Based upon the foregoing, Creditors' objections are sustained and confirmation of Debtors' respective plans is denied. Debtors shall amend their respective plans within (10) days of the entry of this Order.[6]

AND IT IS SO ORDERED.

JUDGMENT

Based upon the Findings of Fact and Conclusions of Law set forth in the attached Order of the Court, the objection to plan confirmation filed by Rent Way, Inc. to the chapter 13 plan of Georgia A. Parker is sustained and the objection to plan confirmation filed by MWT Leasing, Inc. d/b/a Colortyme to the chapter 13 plan of Pamela Theresa Young is sustained. Debtors' agreements with the Creditors are true leases that must be assumed or rejected in Debtors' respective plans. Debtors shall amend their respective plans within (10) days of the entry of the attached Order.

NOTES

[1] To the extent any of the following Findings of Fact constitute Conclusions of Law, they are adopted as such, and to the extent any Conclusions of Law constitute Findings of Fact, they are also adopted as such.

[2] Further references to the South Carolina Uniform Commercial Code shall be made by section number only.

[3] The Court in Barnhill determined that the following factors were relevant: 1) whether the debtor has acquired sufficient equity in the property by making payments under the agreement so that at the end of the contractual terms it can reasonably be anticipated that the debtor will exercise the option to pay the nominal consideration necessary to purchase the property; 2) whether the lessee may terminate the agreement without paying a sum certain or without any further obligation; 3) whether the lessee is obligated to maintain and repair the property; 4) [whether] [t]he total amount of the payments under the agreement [exceeds] the value of the property; 5) whether the property has a useful life in excess of the economic value to the lessor; 6) whether the debtor acquires any equity in the property by making payments under the agreement; 7) whether the agreement requires the lessee to be responsible for the payment of any taxes, insurance, maintenance, repairs and other charges normally associated with ownership; 8) whether the lessor is in the business of leasing such equipment; and 9) whether the lessee assumes the risk of any loss. See Barnhill 189 B.R. at 613. See also, In re Smith, 259 B.R. 561, 566 (Bankr.D.S.C.2000) (noting that not all of the Barnhill factors are relevant to every case). Factors 1, 4, 7, and 9 no longer appear relevant in light of § 1-201(37)(B).

[4] The Colortyme agreement has a weekly term and the Rent Way agreement is renewable by Parker making semi-monthly payments.

[5] Due to the importance of consistency in rendering significant decisions, all bankruptcy judges in this District have reviewed and concur with this opinion.

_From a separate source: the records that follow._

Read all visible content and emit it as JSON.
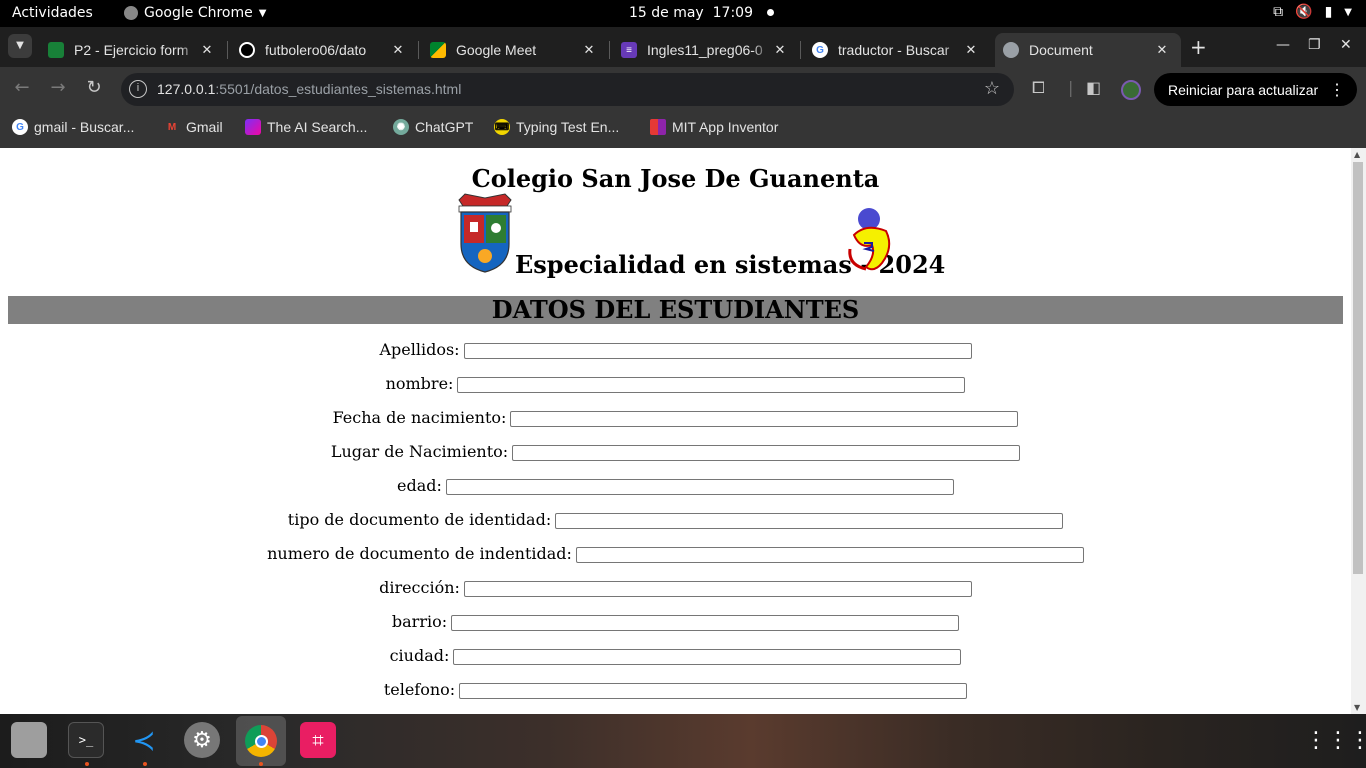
{
  "system_bar": {
    "activities": "Actividades",
    "app_name": "Google Chrome",
    "date": "15 de may",
    "time": "17:09"
  },
  "tabs": [
    {
      "title": "P2 - Ejercicio form",
      "fav_color": "#188038",
      "active": false
    },
    {
      "title": "futbolero06/dato",
      "fav_color": "#000000",
      "active": false
    },
    {
      "title": "Google Meet",
      "fav_color": "#00832d",
      "active": false
    },
    {
      "title": "Ingles11_preg06-0",
      "fav_color": "#673ab7",
      "active": false
    },
    {
      "title": "traductor - Buscar",
      "fav_color": "#4285f4",
      "active": false
    },
    {
      "title": "Document",
      "fav_color": "#9aa0a6",
      "active": true
    }
  ],
  "toolbar": {
    "url_host": "127.0.0.1",
    "url_path": ":5501/datos_estudiantes_sistemas.html",
    "update_label": "Reiniciar para actualizar"
  },
  "bookmarks": [
    {
      "label": "gmail - Buscar...",
      "icon": "google-icon"
    },
    {
      "label": "Gmail",
      "icon": "gmail-icon"
    },
    {
      "label": "The AI Search...",
      "icon": "ai-search-icon"
    },
    {
      "label": "ChatGPT",
      "icon": "chatgpt-icon"
    },
    {
      "label": "Typing Test En...",
      "icon": "typing-test-icon"
    },
    {
      "label": "MIT App Inventor",
      "icon": "app-inventor-icon"
    }
  ],
  "page": {
    "school": "Colegio San Jose De Guanenta",
    "specialty": "Especialidad en sistemas - 2024",
    "banner": "DATOS DEL ESTUDIANTES",
    "fields": [
      {
        "label": "Apellidos:",
        "value": ""
      },
      {
        "label": "nombre:",
        "value": ""
      },
      {
        "label": "Fecha de nacimiento:",
        "value": ""
      },
      {
        "label": "Lugar de Nacimiento:",
        "value": ""
      },
      {
        "label": "edad:",
        "value": ""
      },
      {
        "label": "tipo de documento de identidad:",
        "value": ""
      },
      {
        "label": "numero de documento de indentidad:",
        "value": ""
      },
      {
        "label": "dirección:",
        "value": ""
      },
      {
        "label": "barrio:",
        "value": ""
      },
      {
        "label": "ciudad:",
        "value": ""
      },
      {
        "label": "telefono:",
        "value": ""
      }
    ]
  },
  "colors": {
    "banner_bg": "#808080",
    "chrome_dark": "#353535",
    "tab_strip": "#1f1f1f"
  }
}
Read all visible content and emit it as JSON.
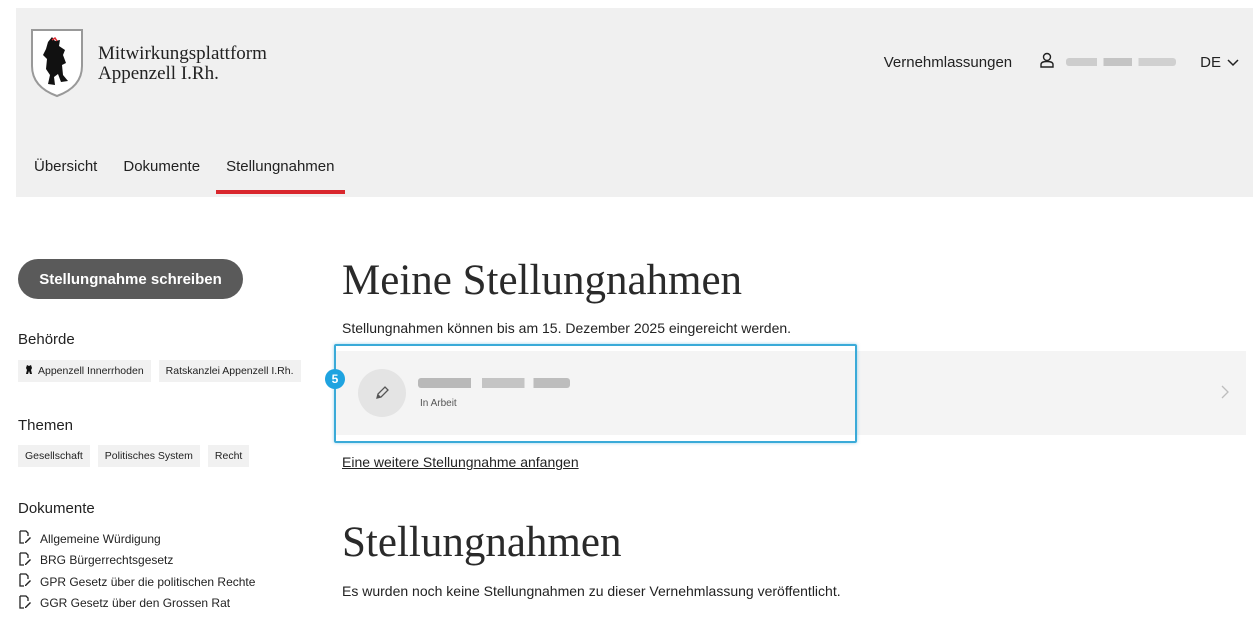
{
  "header": {
    "brand_line1": "Mitwirkungsplattform",
    "brand_line2": "Appenzell I.Rh.",
    "nav_link": "Vernehmlassungen",
    "lang": "DE",
    "tabs": [
      {
        "label": "Übersicht"
      },
      {
        "label": "Dokumente"
      },
      {
        "label": "Stellungnahmen"
      }
    ]
  },
  "sidebar": {
    "write_button": "Stellungnahme schreiben",
    "authority_heading": "Behörde",
    "authorities": [
      "Appenzell Innerrhoden",
      "Ratskanzlei Appenzell I.Rh."
    ],
    "topics_heading": "Themen",
    "topics": [
      "Gesellschaft",
      "Politisches System",
      "Recht"
    ],
    "documents_heading": "Dokumente",
    "documents": [
      "Allgemeine Würdigung",
      "BRG Bürgerrechtsgesetz",
      "GPR Gesetz über die politischen Rechte",
      "GGR Gesetz über den Grossen Rat"
    ]
  },
  "main": {
    "my_title": "Meine Stellungnahmen",
    "deadline_text": "Stellungnahmen können bis am 15. Dezember 2025 eingereicht werden.",
    "entry_status": "In Arbeit",
    "highlight_badge": "5",
    "another_link": "Eine weitere Stellungnahme anfangen",
    "public_title": "Stellungnahmen",
    "public_empty": "Es wurden noch keine Stellungnahmen zu dieser Vernehmlassung veröffentlicht."
  },
  "colors": {
    "accent": "#d9272d",
    "header_bg": "#f0f0f0",
    "button_bg": "#5a5a5a",
    "highlight": "#3aaad8"
  }
}
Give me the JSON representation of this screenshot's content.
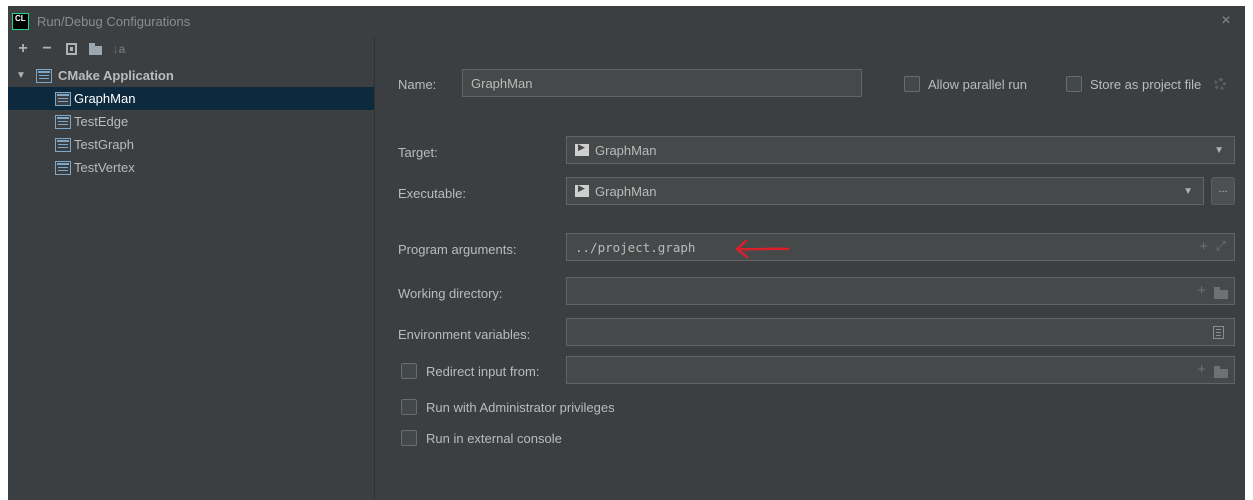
{
  "window": {
    "logo_text": "CL",
    "title": "Run/Debug Configurations",
    "close_glyph": "×"
  },
  "toolbar": {
    "add_glyph": "+",
    "remove_glyph": "−",
    "sort_glyph": "↓a"
  },
  "tree": {
    "group_label": "CMake Application",
    "items": [
      {
        "label": "GraphMan",
        "selected": true
      },
      {
        "label": "TestEdge"
      },
      {
        "label": "TestGraph"
      },
      {
        "label": "TestVertex"
      }
    ]
  },
  "form": {
    "name_label": "Name:",
    "name_value": "GraphMan",
    "allow_parallel_label": "Allow parallel run",
    "store_project_label": "Store as project file",
    "target_label": "Target:",
    "target_value": "GraphMan",
    "executable_label": "Executable:",
    "executable_value": "GraphMan",
    "browse_label": "...",
    "program_args_label": "Program arguments:",
    "program_args_value": "../project.graph",
    "working_dir_label": "Working directory:",
    "working_dir_value": "",
    "env_vars_label": "Environment variables:",
    "env_vars_value": "",
    "redirect_label": "Redirect input from:",
    "redirect_value": "",
    "admin_label": "Run with Administrator privileges",
    "external_console_label": "Run in external console",
    "plus_glyph": "+",
    "expand_glyph": "⤢"
  },
  "colors": {
    "background": "#3c3f41",
    "field": "#45494a",
    "selection": "#0d293e",
    "annotation_arrow": "#d9202a"
  }
}
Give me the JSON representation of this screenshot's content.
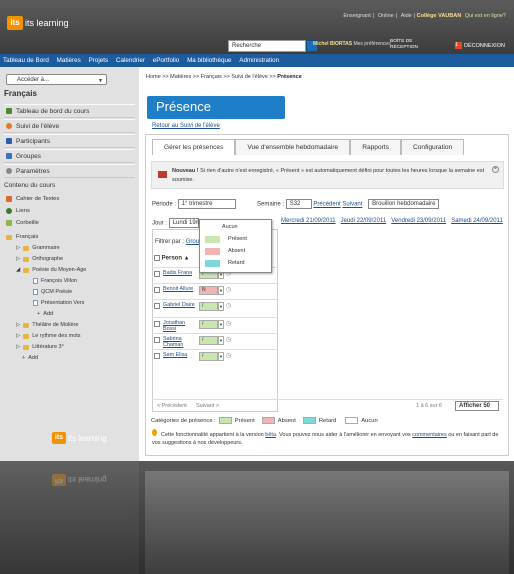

[6] The result of this Order would not change if Debtors' position were adopted. In each case, Debtors entered into their respective agreements within one year of filing the cases at issue. Thus, if these agreements were security interests, Debtors would be prohibited from valuing the Creditors' liens pursuant to the hanging paragraph in 11 U.S.C. § 1325(a). See e.g., In re Turner, 349 B.R. 437 (Bankr.D.S.C .2006).